= Golden Melody Award for Traditional Arts and Music =

Taiwanese Music Awards

The Golden Melody Awards for Traditional Arts and Music (GMATAM) honors individuals and groups engaged in traditional arts, music, and opera performance in Taiwan. Initially organized by the Government Information Office, Executive Yuan, it transitioned to the jurisdiction of the Bureau of Audiovisual and Music Industry Development, Ministry of Culture. It's now overseen by the National Center for Traditional Arts, a division of the Ministry of Culture.

== History ==

=== Background ===
The Government Information Office, Executive Yuan, initiated the Golden Melody Awards in late 1988, with the inaugural event taking place the subsequent year. The awards were established to elevate the quality of popular music, inspire those in music production, and serve as Taiwan's premier music honor.

=== Initial Stage ===
Since 1989, the Golden Melody Awards have been held regularly every year. Over the seven years, the Government Information Office, Executive Yuan, had undergone many discussions and reviews. To increase efficiency and reduce the costs of human and financial resources, and to broaden the horizon of the Golden Melody Awards, other music genres, such as classical music, folk music, local theater, folklore, talk performance, and children's music were included in the awards in addition to popular music. Therefore, starting from the 8th awards in 1997, the musical album category of “Golden Tripod Awards” and the “Golden Melody Awards” were merged, and the awards were re-designed by dividing the individual awards into the “Popular Music Category” and the “Non-Popular Music Category.”
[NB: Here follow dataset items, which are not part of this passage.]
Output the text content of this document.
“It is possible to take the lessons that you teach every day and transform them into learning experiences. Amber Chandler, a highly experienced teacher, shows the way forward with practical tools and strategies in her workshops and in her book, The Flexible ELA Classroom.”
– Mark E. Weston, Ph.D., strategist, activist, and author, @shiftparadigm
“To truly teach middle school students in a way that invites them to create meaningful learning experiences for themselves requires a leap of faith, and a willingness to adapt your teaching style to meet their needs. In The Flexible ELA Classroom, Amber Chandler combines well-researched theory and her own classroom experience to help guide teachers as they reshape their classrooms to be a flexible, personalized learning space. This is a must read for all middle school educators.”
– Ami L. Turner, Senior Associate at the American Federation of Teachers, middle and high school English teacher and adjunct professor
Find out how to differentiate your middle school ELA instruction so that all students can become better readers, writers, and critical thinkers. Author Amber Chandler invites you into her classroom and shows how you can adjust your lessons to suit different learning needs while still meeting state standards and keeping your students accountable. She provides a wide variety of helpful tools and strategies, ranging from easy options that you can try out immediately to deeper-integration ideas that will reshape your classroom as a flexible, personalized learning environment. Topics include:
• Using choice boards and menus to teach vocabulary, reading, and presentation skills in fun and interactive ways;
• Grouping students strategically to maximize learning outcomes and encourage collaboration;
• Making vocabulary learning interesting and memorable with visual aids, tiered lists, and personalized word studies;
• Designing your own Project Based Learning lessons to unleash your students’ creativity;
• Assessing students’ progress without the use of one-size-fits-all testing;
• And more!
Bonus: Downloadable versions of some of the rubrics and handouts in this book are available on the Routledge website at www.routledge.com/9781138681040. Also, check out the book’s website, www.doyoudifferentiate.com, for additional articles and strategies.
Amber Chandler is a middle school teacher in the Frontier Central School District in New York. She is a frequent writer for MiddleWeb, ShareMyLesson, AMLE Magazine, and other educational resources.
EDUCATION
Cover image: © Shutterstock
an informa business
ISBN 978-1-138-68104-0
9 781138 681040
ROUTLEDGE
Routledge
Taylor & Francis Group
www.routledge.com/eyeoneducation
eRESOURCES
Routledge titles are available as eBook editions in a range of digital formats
Since the 12th Golden Melody Awards in 2001, the category formerly known as “Non-Popular Music Category” was renamed the “Traditional and Artistic Music Category” to prevent the public from misunderstanding that non-popular music is a music genre that has fallen out of favor. In 2012, following the dissolution of the Government Information Office and the establishment of the Ministry of Culture, the operation of the Golden Melody Awards, which the Government Information Office previously presented, was integrated into the Bureau of Audiovisual and Music Industry Development, Ministry of Culture. Since 2014, the Golden Melody Awards have been divided into two separate honors. The “Pop Music Category” continued to be held by the Bureau of Audiovisual and Music Industry Development. At the same time, the “Traditional and Artistic Music Category” was handed over to the National Center for Traditional Arts, in charge of judging and awarding. It has been officially renamed the “Golden Melody Awards for Traditional Arts and Music.”

=== The Name and the Numbering of the Awards Remain Unchanged ===
The original “Golden Melody Awards” (GMA) held a special place in the hearts of people in Taiwan as the most representative music award. Therefore, when the Golden Melody Awards was restructured in 2014, the Ministry of Culture took steps to preserve its historical significance and brand name. They formally named the category of “Traditional and Artistic Music Category” as “Golden Melody Awards for Traditional Arts and Music” (GMATAM), retaining the essence of the old name “Golden Melody Awards”. Simultaneously, the years of the awards were numbered consecutively from the 25th year of the GMA. Furthermore, other awards categories were restructured into two main fields: the “Publishing Category” and the “Theatrical Performance Category.”

=== Developments ===
In 2015, to elevate the international profile of the Awards and to enhance the visibility of Sinophone music and traditional performing arts, the criteria for the 26th Awards were revised, removing nationality restrictions for the “Publishing Category,” except for the individual award in the “Theatrical Performance Category.” In 2017, at the 27th Awards, the “Performer of the Year” category was added, and the age limit for the “Best Individual Newcomer” award was decreased, ensuring a more comprehensive and inclusive promotion of artists in the Theatrical Performance Category.

The Golden Melody Awards for Traditional Arts and Music have undergone continual review and improvement year after year, with the competition format and award criteria evolving in tandem. In 2019, the original “Best Creation Award” was segmented into three distinct awards: “Best Composition,” “Best Lyrics,” and “Best Arrangement.” For the “Theatrical Performance Category,” new accolades, namely the “Best Theatre Script” and the “Best Musical Design,” were introduced, accompanied by some renaming of existing categories. 2021 witnessed the introduction of the “Best Director” award. 2022 heralded the addition of the “Jury Award” and the “Best Performance by a Leading Puppeteer,” while the “Best Performer” and the “Best Performance by a Leading Puppeteer” underwent revisions, ensuring that they weren’t restricted to a solitary recipient. Moreover, the “Best Individual Newcomer” was rebranded as the “Best Youth Performer.” In 2023, the “Publishing Category” was renamed the “Music Category.”